Also, optics specialists have concluded that “luminous phenomena” at Medjugorie, like the sun spinning and dancing, can’t be linked to “natural causes.”

More compelling to him is psychological evidence that the young visionaries at Medjugorie are in a state of “religious ecstasy” when they are supposedly talking to the Gospa. Studies have found that they don’t blink and that they are impervious to pain while communicating with her.

Even more convincing are the “synchronisms” in their behavior while allegedly in Mary’s presence. The six seers move in such unison while kneeling and rising and murmuring their prayers that some researchers believe their rituals couldn’t have been rehearsed and must be spontaneous responses to the apparition.

But all those findings have been disputed by other authorities.

Louis Belanger, a parapsychologist at the University of Montreal, said the studies at Medjugorie suffer from shoddy research methods and are riddled with contradictory and unsubstantiated findings.

In an interview he said that his own review of the data indicates that miraculous healings haven’t happened and that the alleged visionaries aren’t religious estatics.

Father Laurentin refused to discuss the dispute. He and other supporters say that the physical evidence of the apparition is ample and growing. They say, too, that the messages being delivered by the Gospa are theologically sound.

“The message is Biblical and in the tradition of the Church,” said Rev. John Byrnes, OSA, associate pastor of St. Mary’s Church in Waterford, New York.

At Medjugorie, Mary has been unfolding a progressive “pedagogy” on “the right road to sanctity,” said Sister Margaret Catherine Sims, CSJ, who has directed 32 pilgrimages to Medjugorie for the Boston-based Center for Peace.

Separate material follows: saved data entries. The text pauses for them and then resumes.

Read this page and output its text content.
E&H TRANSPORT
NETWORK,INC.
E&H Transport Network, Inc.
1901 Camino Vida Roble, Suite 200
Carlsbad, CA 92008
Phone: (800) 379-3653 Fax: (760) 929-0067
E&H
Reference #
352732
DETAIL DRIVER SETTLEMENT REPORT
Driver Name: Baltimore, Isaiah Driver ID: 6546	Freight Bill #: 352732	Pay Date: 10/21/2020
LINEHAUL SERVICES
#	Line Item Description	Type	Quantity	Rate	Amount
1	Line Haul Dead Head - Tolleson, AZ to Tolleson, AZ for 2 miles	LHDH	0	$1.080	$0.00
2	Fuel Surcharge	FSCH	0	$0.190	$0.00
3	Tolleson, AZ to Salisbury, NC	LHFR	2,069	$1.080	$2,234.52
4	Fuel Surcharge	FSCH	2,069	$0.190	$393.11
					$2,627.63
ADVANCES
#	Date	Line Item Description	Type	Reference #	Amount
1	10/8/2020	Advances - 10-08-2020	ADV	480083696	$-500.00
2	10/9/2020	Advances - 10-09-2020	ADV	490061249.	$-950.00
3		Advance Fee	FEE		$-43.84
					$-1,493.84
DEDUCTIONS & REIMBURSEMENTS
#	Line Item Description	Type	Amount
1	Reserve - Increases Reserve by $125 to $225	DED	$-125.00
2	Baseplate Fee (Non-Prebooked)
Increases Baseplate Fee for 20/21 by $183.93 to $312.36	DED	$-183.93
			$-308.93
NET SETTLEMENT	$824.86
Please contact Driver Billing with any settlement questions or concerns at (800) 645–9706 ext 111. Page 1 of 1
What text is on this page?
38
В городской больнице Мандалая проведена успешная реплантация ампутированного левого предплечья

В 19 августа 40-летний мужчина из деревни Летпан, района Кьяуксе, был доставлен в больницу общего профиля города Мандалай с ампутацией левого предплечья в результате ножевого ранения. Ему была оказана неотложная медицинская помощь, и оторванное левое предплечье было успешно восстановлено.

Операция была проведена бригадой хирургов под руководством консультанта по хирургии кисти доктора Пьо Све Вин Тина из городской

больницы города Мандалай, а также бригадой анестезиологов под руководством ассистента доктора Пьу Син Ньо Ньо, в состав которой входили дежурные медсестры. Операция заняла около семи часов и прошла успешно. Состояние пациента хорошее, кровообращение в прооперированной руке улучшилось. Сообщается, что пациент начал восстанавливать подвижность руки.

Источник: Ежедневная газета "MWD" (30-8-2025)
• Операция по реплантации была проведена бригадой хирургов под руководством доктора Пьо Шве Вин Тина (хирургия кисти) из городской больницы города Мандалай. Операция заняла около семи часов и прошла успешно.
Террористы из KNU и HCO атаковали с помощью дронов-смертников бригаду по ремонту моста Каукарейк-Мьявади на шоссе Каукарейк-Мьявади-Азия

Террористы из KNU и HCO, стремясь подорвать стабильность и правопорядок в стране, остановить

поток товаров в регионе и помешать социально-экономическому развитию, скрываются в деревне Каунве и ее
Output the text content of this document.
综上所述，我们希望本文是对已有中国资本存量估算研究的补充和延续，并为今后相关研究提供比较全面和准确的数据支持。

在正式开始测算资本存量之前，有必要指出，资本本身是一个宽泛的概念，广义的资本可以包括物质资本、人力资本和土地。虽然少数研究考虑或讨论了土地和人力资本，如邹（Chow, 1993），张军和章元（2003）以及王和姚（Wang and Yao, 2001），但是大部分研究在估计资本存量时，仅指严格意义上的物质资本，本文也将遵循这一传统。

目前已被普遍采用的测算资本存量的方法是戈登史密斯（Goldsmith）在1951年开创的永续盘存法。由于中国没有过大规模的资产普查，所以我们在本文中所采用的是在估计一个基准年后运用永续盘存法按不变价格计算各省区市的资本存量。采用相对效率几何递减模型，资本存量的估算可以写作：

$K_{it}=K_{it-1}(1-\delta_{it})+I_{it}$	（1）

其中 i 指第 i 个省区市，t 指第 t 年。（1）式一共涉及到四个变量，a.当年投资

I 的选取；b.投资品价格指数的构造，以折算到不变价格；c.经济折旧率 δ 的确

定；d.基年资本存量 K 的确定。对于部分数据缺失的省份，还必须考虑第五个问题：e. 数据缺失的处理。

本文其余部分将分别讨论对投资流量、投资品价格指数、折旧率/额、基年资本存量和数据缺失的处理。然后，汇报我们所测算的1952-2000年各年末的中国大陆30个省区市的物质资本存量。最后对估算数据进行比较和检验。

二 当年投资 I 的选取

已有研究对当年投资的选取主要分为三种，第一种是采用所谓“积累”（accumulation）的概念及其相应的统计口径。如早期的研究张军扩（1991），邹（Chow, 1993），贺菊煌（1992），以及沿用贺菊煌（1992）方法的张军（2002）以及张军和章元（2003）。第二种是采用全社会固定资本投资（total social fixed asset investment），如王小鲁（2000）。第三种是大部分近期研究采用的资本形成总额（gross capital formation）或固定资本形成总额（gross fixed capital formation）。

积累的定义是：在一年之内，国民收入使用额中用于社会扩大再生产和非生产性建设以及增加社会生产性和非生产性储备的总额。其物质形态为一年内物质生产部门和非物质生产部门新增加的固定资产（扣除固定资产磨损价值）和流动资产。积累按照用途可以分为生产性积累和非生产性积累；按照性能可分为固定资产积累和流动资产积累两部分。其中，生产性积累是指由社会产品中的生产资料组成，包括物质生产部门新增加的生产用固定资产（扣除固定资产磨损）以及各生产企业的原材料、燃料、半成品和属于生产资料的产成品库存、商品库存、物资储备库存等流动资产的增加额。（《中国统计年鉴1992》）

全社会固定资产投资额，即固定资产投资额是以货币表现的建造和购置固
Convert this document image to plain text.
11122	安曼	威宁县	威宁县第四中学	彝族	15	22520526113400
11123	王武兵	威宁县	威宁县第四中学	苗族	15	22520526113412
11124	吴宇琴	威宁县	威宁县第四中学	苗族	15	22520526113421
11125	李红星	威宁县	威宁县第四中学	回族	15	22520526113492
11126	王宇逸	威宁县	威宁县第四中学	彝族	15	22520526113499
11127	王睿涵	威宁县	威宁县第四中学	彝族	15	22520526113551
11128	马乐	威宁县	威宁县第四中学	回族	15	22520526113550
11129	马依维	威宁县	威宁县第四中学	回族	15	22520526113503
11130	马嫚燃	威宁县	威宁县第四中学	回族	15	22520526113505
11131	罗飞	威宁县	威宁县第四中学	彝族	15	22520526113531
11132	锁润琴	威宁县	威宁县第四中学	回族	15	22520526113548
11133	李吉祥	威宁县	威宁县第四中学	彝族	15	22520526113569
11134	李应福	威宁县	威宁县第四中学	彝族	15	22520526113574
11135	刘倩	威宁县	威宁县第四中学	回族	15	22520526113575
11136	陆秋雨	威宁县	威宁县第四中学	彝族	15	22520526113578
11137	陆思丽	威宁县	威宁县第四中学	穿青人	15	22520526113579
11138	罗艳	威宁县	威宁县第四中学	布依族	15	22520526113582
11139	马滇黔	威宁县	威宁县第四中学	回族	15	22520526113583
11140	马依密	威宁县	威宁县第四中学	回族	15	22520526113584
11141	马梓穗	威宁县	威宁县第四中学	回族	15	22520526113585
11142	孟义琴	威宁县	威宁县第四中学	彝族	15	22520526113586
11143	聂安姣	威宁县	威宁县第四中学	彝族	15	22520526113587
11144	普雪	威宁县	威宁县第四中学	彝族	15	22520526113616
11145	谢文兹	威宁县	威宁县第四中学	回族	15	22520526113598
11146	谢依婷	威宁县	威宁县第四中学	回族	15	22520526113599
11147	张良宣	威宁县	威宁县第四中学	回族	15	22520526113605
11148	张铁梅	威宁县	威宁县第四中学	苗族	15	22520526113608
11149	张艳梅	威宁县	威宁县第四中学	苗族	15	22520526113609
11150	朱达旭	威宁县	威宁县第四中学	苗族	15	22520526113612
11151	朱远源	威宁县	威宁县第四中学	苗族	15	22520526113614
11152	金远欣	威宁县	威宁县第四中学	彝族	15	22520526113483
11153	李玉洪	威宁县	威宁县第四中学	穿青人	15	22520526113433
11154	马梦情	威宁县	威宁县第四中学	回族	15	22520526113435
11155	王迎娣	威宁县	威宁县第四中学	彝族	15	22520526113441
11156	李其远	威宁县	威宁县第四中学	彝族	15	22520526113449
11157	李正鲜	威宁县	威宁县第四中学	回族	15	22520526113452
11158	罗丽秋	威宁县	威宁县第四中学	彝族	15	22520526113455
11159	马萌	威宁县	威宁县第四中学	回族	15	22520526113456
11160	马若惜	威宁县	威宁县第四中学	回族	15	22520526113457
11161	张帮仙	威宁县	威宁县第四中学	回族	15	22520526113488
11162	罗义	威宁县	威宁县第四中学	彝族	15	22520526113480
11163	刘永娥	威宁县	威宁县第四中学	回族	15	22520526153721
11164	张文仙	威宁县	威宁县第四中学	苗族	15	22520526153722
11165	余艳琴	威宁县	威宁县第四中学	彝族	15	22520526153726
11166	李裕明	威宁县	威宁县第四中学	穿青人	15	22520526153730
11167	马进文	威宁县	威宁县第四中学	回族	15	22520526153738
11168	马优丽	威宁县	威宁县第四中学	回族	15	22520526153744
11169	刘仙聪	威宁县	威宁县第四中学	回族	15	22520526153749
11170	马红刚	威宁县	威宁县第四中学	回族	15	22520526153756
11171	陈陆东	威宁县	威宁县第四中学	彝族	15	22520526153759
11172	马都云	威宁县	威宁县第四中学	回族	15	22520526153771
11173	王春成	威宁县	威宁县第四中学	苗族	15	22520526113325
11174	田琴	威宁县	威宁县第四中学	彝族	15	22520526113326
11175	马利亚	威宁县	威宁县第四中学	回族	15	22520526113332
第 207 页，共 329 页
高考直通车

Medjugorie’s embattled champions attribute the criticisms to the disarming clarity of the Gospa’s teachings.

“The simplicity of her call is too much for the pride of some theologians and Christians,” charged Father Crandall, the Albany-area pastor who has led pilgrimages to Medjugorie.

Cover-up Charged

But critics of Medjugorie, including the local bishop there, charge that Father Laurentin, especially, has deliberately falsified the evidence in order to cover up facts which prove the apparition is bogus.

The questions they raise are serious because much of the popular momentum behind the apparition rests on Father Laurentin’s energetic apologetics and his reputation as the official chronicler of the Church-approved apparition of Mary at Lourdes, France, in 1858.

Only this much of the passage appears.